According to Keith Urbahn (“At Yale, wearing politics on my (right) sleeve,” 10/26), campus liberals are closed-minded, over-privileged Yalies who, given their “unhealthy, elitist arrogance,” could not possibly be expected to engage in a productive dialogue with people whose political views oppose their own.

So Keith, what’s your excuse?

Urbahn’s recounting of his one-day “social experiment” brings into sharp relief the problems that American political discourse currently faces. His column — peppered with such choice descriptions as “intellectual heirs of militant Marxism” and “incorrigible, deluded leftists” — does nothing whatsoever to break down the “warped stereotype of a Republican” to which he takes such offense. Rather than taking the opportunity of his experiment to raise real questions about the type of one-sided conversation he believes pervade this campus, he falls into the same pattern he so vehemently condemns, choosing inflammatory rhetoric over substantive fact and writing off his opponents before he ever talks to them.

Personally, I’m no more interested in discussing my politics with someone who labels me an “incorrigible, deluded leftist” than I imagine Urbahn is with someone who assumes that he is a “gay-bashing, right-wing Christian fundamentalist.” Sadly, however, such is the current state of most political commentary and argument in this country. Writers, bloggers and radio talk-show hosts all take their cues from each other and employ the most totalizing and demeaning language they can muster to discredit the opposition.

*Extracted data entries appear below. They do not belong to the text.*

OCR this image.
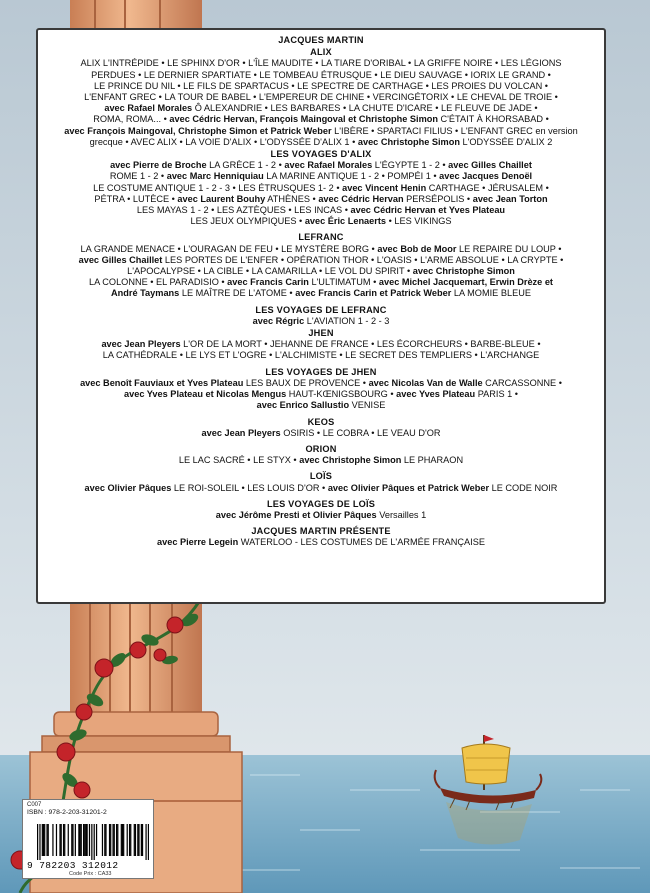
JACQUES MARTIN

ALIX

ALIX L'INTRÉPIDE • LE SPHINX D'OR • L'ÎLE MAUDITE • LA TIARE D'ORIBAL • LA GRIFFE NOIRE • LES LÉGIONS

PERDUES • LE DERNIER SPARTIATE • LE TOMBEAU ÉTRUSQUE • LE DIEU SAUVAGE • IORIX LE GRAND •

LE PRINCE DU NIL • LE FILS DE SPARTACUS • LE SPECTRE DE CARTHAGE • LES PROIES DU VOLCAN •

L'ENFANT GREC • LA TOUR DE BABEL • L'EMPEREUR DE CHINE • VERCINGÉTORIX • LE CHEVAL DE TROIE •

avec Rafael Morales Ô ALEXANDRIE • LES BARBARES • LA CHUTE D'ICARE • LE FLEUVE DE JADE •

ROMA, ROMA... • avec Cédric Hervan, François Maingoval et Christophe Simon C'ÉTAIT À KHORSABAD •

avec François Maingoval, Christophe Simon et Patrick Weber L'IBÈRE • SPARTACI FILIUS • L'ENFANT GREC en version

grecque • AVEC ALIX • LA VOIE D'ALIX • L'ODYSSÉE D'ALIX 1 • avec Christophe Simon L'ODYSSÉE D'ALIX 2

LES VOYAGES D'ALIX

avec Pierre de Broche LA GRÈCE 1 - 2 • avec Rafael Morales L'ÉGYPTE 1 - 2 • avec Gilles Chaillet

ROME 1 - 2 • avec Marc Henniquiau LA MARINE ANTIQUE 1 - 2 • POMPÉI 1 • avec Jacques Denoël

LE COSTUME ANTIQUE 1 - 2 - 3 • LES ÉTRUSQUES 1- 2 • avec Vincent Henin CARTHAGE • JÉRUSALEM •

PÉTRA • LUTÈCE • avec Laurent Bouhy ATHÈNES • avec Cédric Hervan PERSÉPOLIS • avec Jean Torton

LES MAYAS 1 - 2 • LES AZTÈQUES • LES INCAS • avec Cédric Hervan et Yves Plateau

LES JEUX OLYMPIQUES • avec Éric Lenaerts • LES VIKINGS

LEFRANC

LA GRANDE MENACE • L'OURAGAN DE FEU • LE MYSTÈRE BORG • avec Bob de Moor LE REPAIRE DU LOUP •

avec Gilles Chaillet LES PORTES DE L'ENFER • OPÉRATION THOR • L'OASIS • L'ARME ABSOLUE • LA CRYPTE •

L'APOCALYPSE • LA CIBLE • LA CAMARILLA • LE VOL DU SPIRIT • avec Christophe Simon

LA COLONNE • EL PARADISIO • avec Francis Carin L'ULTIMATUM • avec Michel Jacquemart, Erwin Drèze et

André Taymans LE MAÎTRE DE L'ATOME • avec Francis Carin et Patrick Weber LA MOMIE BLEUE

LES VOYAGES DE LEFRANC

avec Régric L'AVIATION 1 - 2 - 3

JHEN

avec Jean Pleyers L'OR DE LA MORT • JEHANNE DE FRANCE • LES ÉCORCHEURS • BARBE-BLEUE •

LA CATHÉDRALE • LE LYS ET L'OGRE • L'ALCHIMISTE • LE SECRET DES TEMPLIERS • L'ARCHANGE

LES VOYAGES DE JHEN

avec Benoît Fauviaux et Yves Plateau LES BAUX DE PROVENCE • avec Nicolas Van de Walle CARCASSONNE •

avec Yves Plateau et Nicolas Mengus HAUT-KŒNIGSBOURG • avec Yves Plateau PARIS 1 •

avec Enrico Sallustio VENISE

KEOS

avec Jean Pleyers OSIRIS • LE COBRA • LE VEAU D'OR

ORION

LE LAC SACRÉ • LE STYX • avec Christophe Simon LE PHARAON

LOÏS

avec Olivier Pâques LE ROI-SOLEIL • LES LOUIS D'OR • avec Olivier Pâques et Patrick Weber LE CODE NOIR

LES VOYAGES DE LOÏS

avec Jérôme Presti et Olivier Pâques Versailles 1

JACQUES MARTIN PRÉSENTE

avec Pierre Legein WATERLOO - LES COSTUMES DE L'ARMÉE FRANÇAISE

C007
ISBN : 978-2-203-31201-2
9 782203 312012
Code Prix : CA33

Facts fall by the wayside in the interest of the rant; conversation is incinerated in favor of a hearty “Shut up!” In this universe, liberals are Saddam-loving commie peaceniks, and conservatives are gun-wielding racist wackos. Each group believes that the other’s grip on reality is tenuous at best, and each complains loudly and frequently about how they are marginalized by the all-powerful other side.

Case in point: Urbahn’s denigration of oblivious “liberals” — a term we can only assume refers to everyone who doesn’t support Bush’s re-election — begs the question of what elite university, exactly, Urbahn himself attends. Correct me if I’m wrong, but as I understand it, Urbahn, like the liberals, is an insulated Yale student. Urbahn, like the liberals, manages to take time out of his busy, insulated day to pontificate in the pages of the Yale Daily News. And the candidate Urbahn endorses, like the candidate the liberals endorse, graduated from the very same elitist, smoking-jacket wearing, sheltered-from-the-real-world university that, as stated, both he and the liberals attend. I think we can all agree that to criticize one’s ideological opponents for attending the same university as oneself is hardly a valid line of attack, so let’s move on.

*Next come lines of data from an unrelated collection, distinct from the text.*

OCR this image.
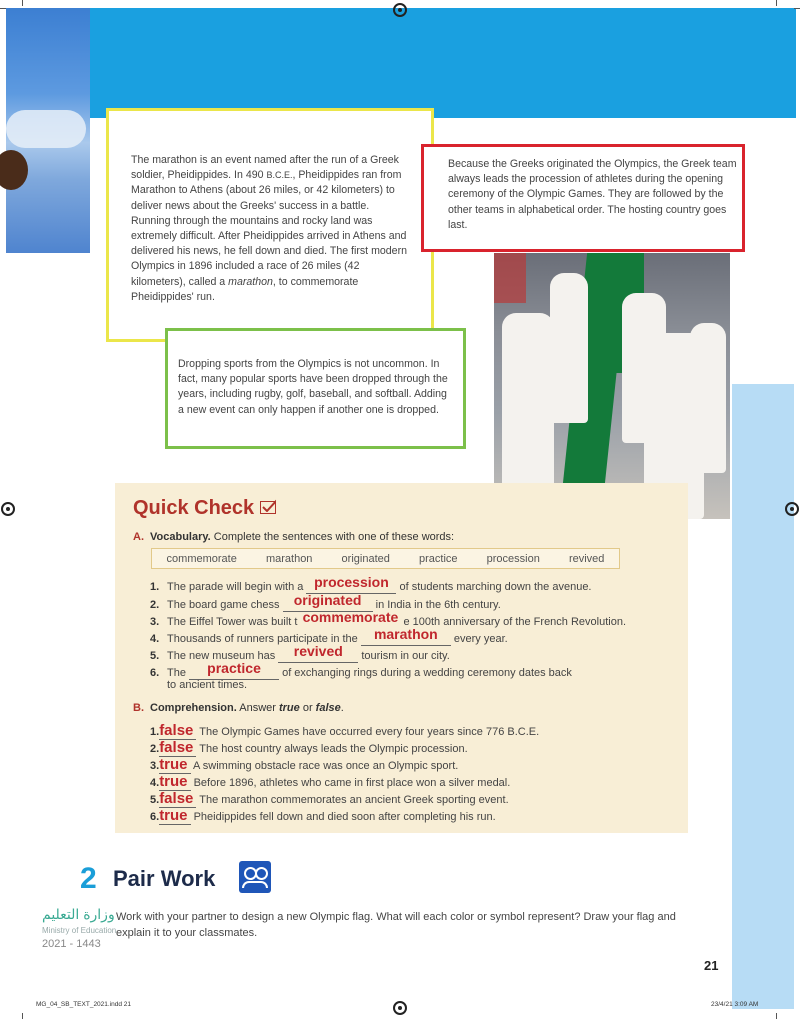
The marathon is an event named after the run of a Greek soldier, Pheidippides. In 490 B.C.E., Pheidippides ran from Marathon to Athens (about 26 miles, or 42 kilometers) to deliver news about the Greeks' success in a battle. Running through the mountains and rocky land was extremely difficult. After Pheidippides arrived in Athens and delivered his news, he fell down and died. The first modern Olympics in 1896 included a race of 26 miles (42 kilometers), called a marathon, to commemorate Pheidippides' run.

Because the Greeks originated the Olympics, the Greek team always leads the procession of athletes during the opening ceremony of the Olympic Games. They are followed by the other teams in alphabetical order. The hosting country goes last.

Dropping sports from the Olympics is not uncommon. In fact, many popular sports have been dropped through the years, including rugby, golf, baseball, and softball. Adding a new event can only happen if another one is dropped.

Quick Check
A. Vocabulary. Complete the sentences with one of these words:
commemorate	marathon	originated	practice	procession	revived
1. The parade will begin with a procession of students marching down the avenue.
2. The board game chess originated in India in the 6th century.
3. The Eiffel Tower was built t commemorate e 100th anniversary of the French Revolution.
4. Thousands of runners participate in the marathon every year.
5. The new museum has revived tourism in our city.
6. The practice of exchanging rings during a wedding ceremony dates back
to ancient times.
B. Comprehension. Answer true or false.
1.false The Olympic Games have occurred every four years since 776 B.C.E.
2.false The host country always leads the Olympic procession.
3.true A swimming obstacle race was once an Olympic sport.
4.true Before 1896, athletes who came in first place won a silver medal.
5.false The marathon commemorates an ancient Greek sporting event.
6.true Pheidippides fell down and died soon after completing his run.
2 Pair Work
Work with your partner to design a new Olympic flag. What will each color or symbol represent? Draw your flag and explain it to your classmates.
وزارة التعليم
Ministry of Education
2021 - 1443
21
MG_04_SB_TEXT_2021.indd 21	23/4/21 3:09 AM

But the problem is exactly that: We can’t move on. Somehow, despite the number of intelligent people who hold well-thought-out views on current events, we can’t seem to get beyond stereotypes, slogans and sound bites. Ultimately, the only thing Urbahn’s experiment proves is that he too can wear a T-shirt emblazoned with three words that sum up everything anyone would ever need to know about him.

I wish I could say that I had any idea why Urbahn supports the president. I would love to know. It’s a viewpoint I don’t understand, and one I would very much like to. Unfortunately, his column does not afford me that luxury. I learned nothing from it that I could not have gleaned from the nuanced polemics of Ann Coulter or Bill O’Reilly. Urbahn’s own ideas are lost among the quippy phrases and sweeping generalizations so favored by high-profile pundits. Only at the very end of his column does Urbahn break ranks and acknowledge the existence of a “passionate, intelligent liberal” who “forces us to think about our convictions and at times, to moderate them.” Sadly, he immediately negates this generous statement by hurrying to add that “most of the time, defending our beliefs only strengthens them and fuels our obstinacy.”

Obstinacy indeed. Urbahn’s closing comment rejects both the prospect of intelligent discourse and any possibility that differing opinions might not be mutually exclusive. Members of both the right and the left are far too quick to fall into this kind of ideological lockstep and as a result quickly become caricatures of themselves. Progressives on this campus write off conservatives without a second thought, while conservatives loudly relish their latest cause cZl?bre: their daily martyrdom in the battle against the liberal establishment. With enough repetition, these perceptions become reality, and our ability to deal with each other as individuals quickly evaporates.

I believe as much in the passionate, intelligent conservative as I do in the passionate, intelligent liberal. But until someone has the courage to speak from his heart instead of from the script, I will never get to meet one.

Casey Miner is a senior in Pierson College.